References and possible solutions
Looking at the ANTLR 4 Pascal grammar, I notice that it doesn't allow real numbers to end in .
without a digit after that, so learning a solution from there doesn't appear to be an option.
I've seen Semantic predicates in ANTLR4? and syntactic predicates - Upgrading from Antlr 3 to Antlr 4. Both discuss syntactic predicates in parser rules. The latter also has an example with lexer rules, but the look-ahead is identical to the rule that follows it, which means the rules could get removed without adverse effects. This is not the case in my example above.
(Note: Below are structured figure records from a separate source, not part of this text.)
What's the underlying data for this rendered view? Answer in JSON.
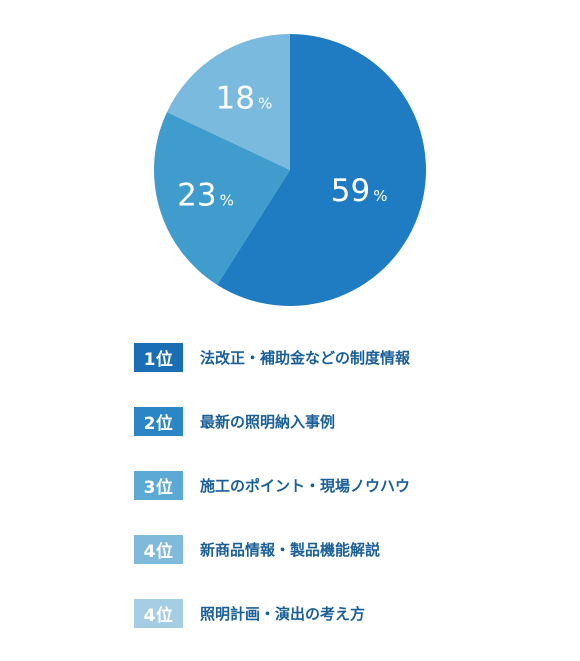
{
  "chart_data": {
    "type": "pie",
    "values": [
      59,
      23,
      18
    ],
    "labels": [
      "59",
      "23",
      "18"
    ],
    "unit": "%",
    "colors": [
      "#1f7bc2",
      "#3f9ccc",
      "#79bade"
    ],
    "start": "12 o'clock, clockwise"
  },
  "ranking": [
    {
      "rank": "1位",
      "label": "法改正・補助金などの制度情報",
      "color": "#1a6fb4"
    },
    {
      "rank": "2位",
      "label": "最新の照明納入事例",
      "color": "#2a86c4"
    },
    {
      "rank": "3位",
      "label": "施工のポイント・現場ノウハウ",
      "color": "#5ba9d4"
    },
    {
      "rank": "4位",
      "label": "新商品情報・製品機能解説",
      "color": "#7fbadb"
    },
    {
      "rank": "4位",
      "label": "照明計画・演出の考え方",
      "color": "#a5cde4"
    }
  ]
}
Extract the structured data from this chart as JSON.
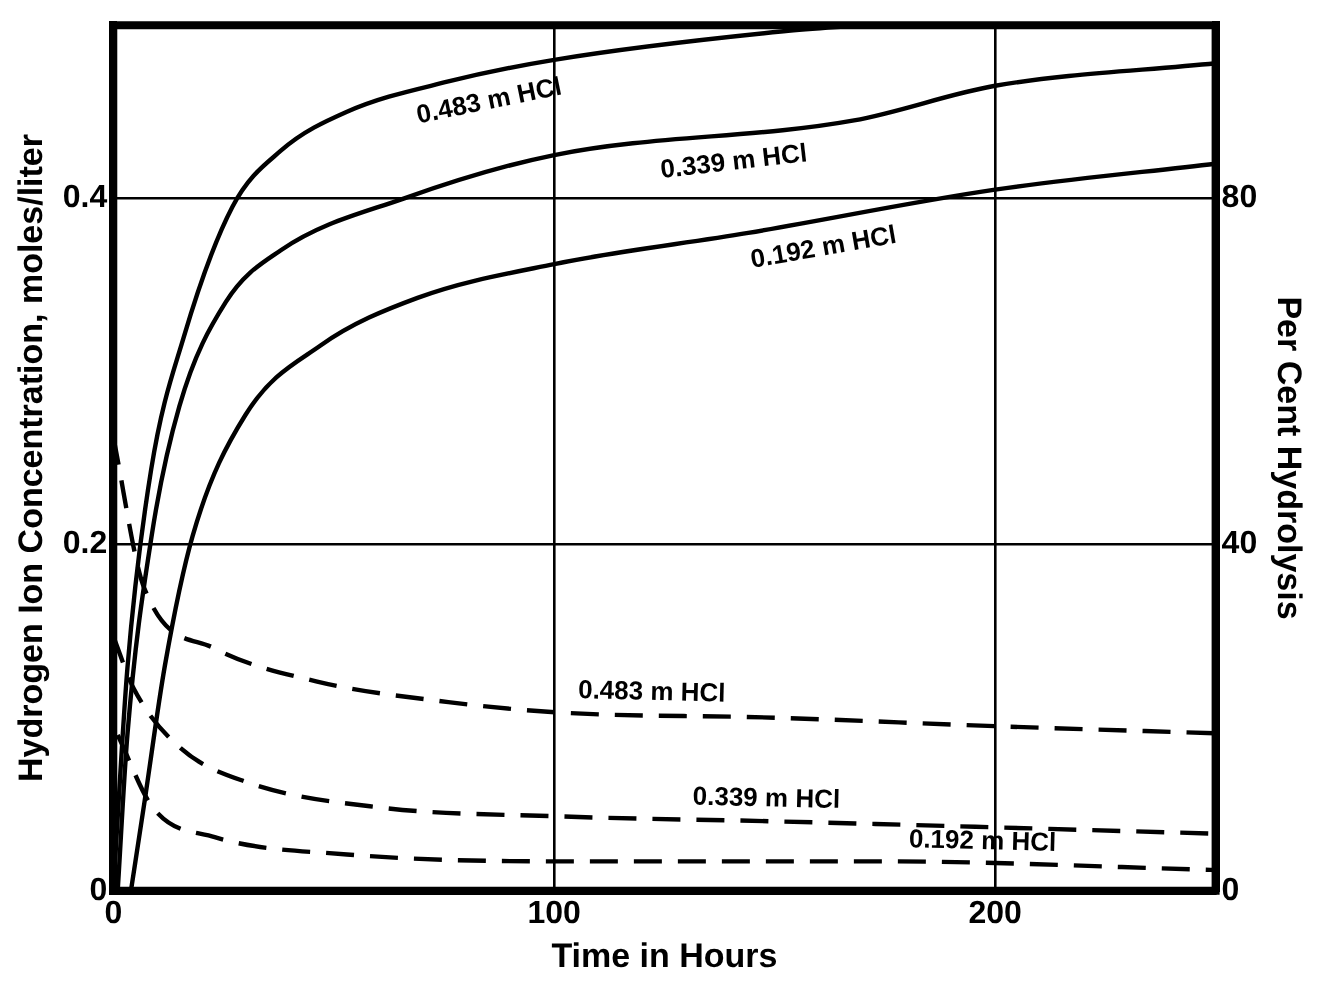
{
  "chart_data": {
    "type": "line",
    "xlabel": "Time in Hours",
    "ylabel": "Hydrogen Ion Concentration, moles/liter",
    "y2label": "Per Cent Hydrolysis",
    "xlim": [
      0,
      250
    ],
    "xticks": [
      0,
      100,
      200
    ],
    "ylim": [
      0,
      0.5
    ],
    "yticks": [
      0,
      0.2,
      0.4
    ],
    "y2lim": [
      0,
      100
    ],
    "y2ticks": [
      0,
      40,
      80
    ],
    "grid": true,
    "marker": "none",
    "series": [
      {
        "name": "0.483 m HCl",
        "color": "#000000",
        "axis": "y2",
        "line_style": "solid",
        "x": [
          0,
          3.2,
          8.6,
          16,
          27,
          38,
          53,
          76,
          100,
          152,
          170
        ],
        "values": [
          0,
          25.7,
          48.7,
          64,
          79,
          85.5,
          90,
          93.5,
          96,
          99.3,
          100
        ]
      },
      {
        "name": "0.339 m HCl",
        "color": "#000000",
        "axis": "y2",
        "line_style": "solid",
        "x": [
          1,
          3.2,
          8.7,
          15,
          25.5,
          38,
          66,
          100,
          168,
          200,
          250
        ],
        "values": [
          0,
          18,
          41,
          56,
          68,
          74,
          80,
          85,
          89,
          93,
          95.6
        ]
      },
      {
        "name": "0.192 m HCl",
        "color": "#000000",
        "axis": "y2",
        "line_style": "solid",
        "x": [
          4,
          7,
          11.7,
          18,
          30,
          47,
          69,
          100,
          144,
          200,
          250
        ],
        "values": [
          0,
          10,
          26,
          41,
          55,
          63,
          68.5,
          72.4,
          76,
          81,
          84
        ]
      },
      {
        "name": "0.483 m HCl",
        "color": "#000000",
        "axis": "y",
        "line_style": "dashed",
        "x": [
          0,
          7,
          23,
          46,
          76,
          101,
          150,
          201,
          250
        ],
        "values": [
          0.262,
          0.175,
          0.14,
          0.121,
          0.109,
          0.103,
          0.1,
          0.095,
          0.091
        ]
      },
      {
        "name": "0.339 m HCl",
        "color": "#000000",
        "axis": "y",
        "line_style": "dashed",
        "x": [
          0,
          4.6,
          15,
          30,
          61,
          101,
          152,
          250
        ],
        "values": [
          0.147,
          0.117,
          0.083,
          0.063,
          0.048,
          0.043,
          0.04,
          0.033
        ]
      },
      {
        "name": "0.192 m HCl",
        "color": "#000000",
        "axis": "y",
        "line_style": "dashed",
        "x": [
          1,
          9,
          23,
          53,
          101,
          175,
          250
        ],
        "values": [
          0.09,
          0.048,
          0.031,
          0.021,
          0.017,
          0.017,
          0.012
        ]
      }
    ]
  }
}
Answers to check previous/left token in lexer mention the emit
method of the lexer, with a comment referencing the How can I emit more than a single token per lexer rule? FAQ page in the ANTLR 3 wiki, so I guess that's one approach. I will turn this into an answer if noone beats me to it and if I can get it to work in my example.
The answer to ANTLR4 negative lookahead in lexer makes use of the _input.LA(int)
method to examine the look-ahead. The ANTLR 4 lexical analysis faq mentions _input.LA
without going into details. This should work for the example above as well, but would be hard for scenarios where there is more than a single character of look-ahead to consider.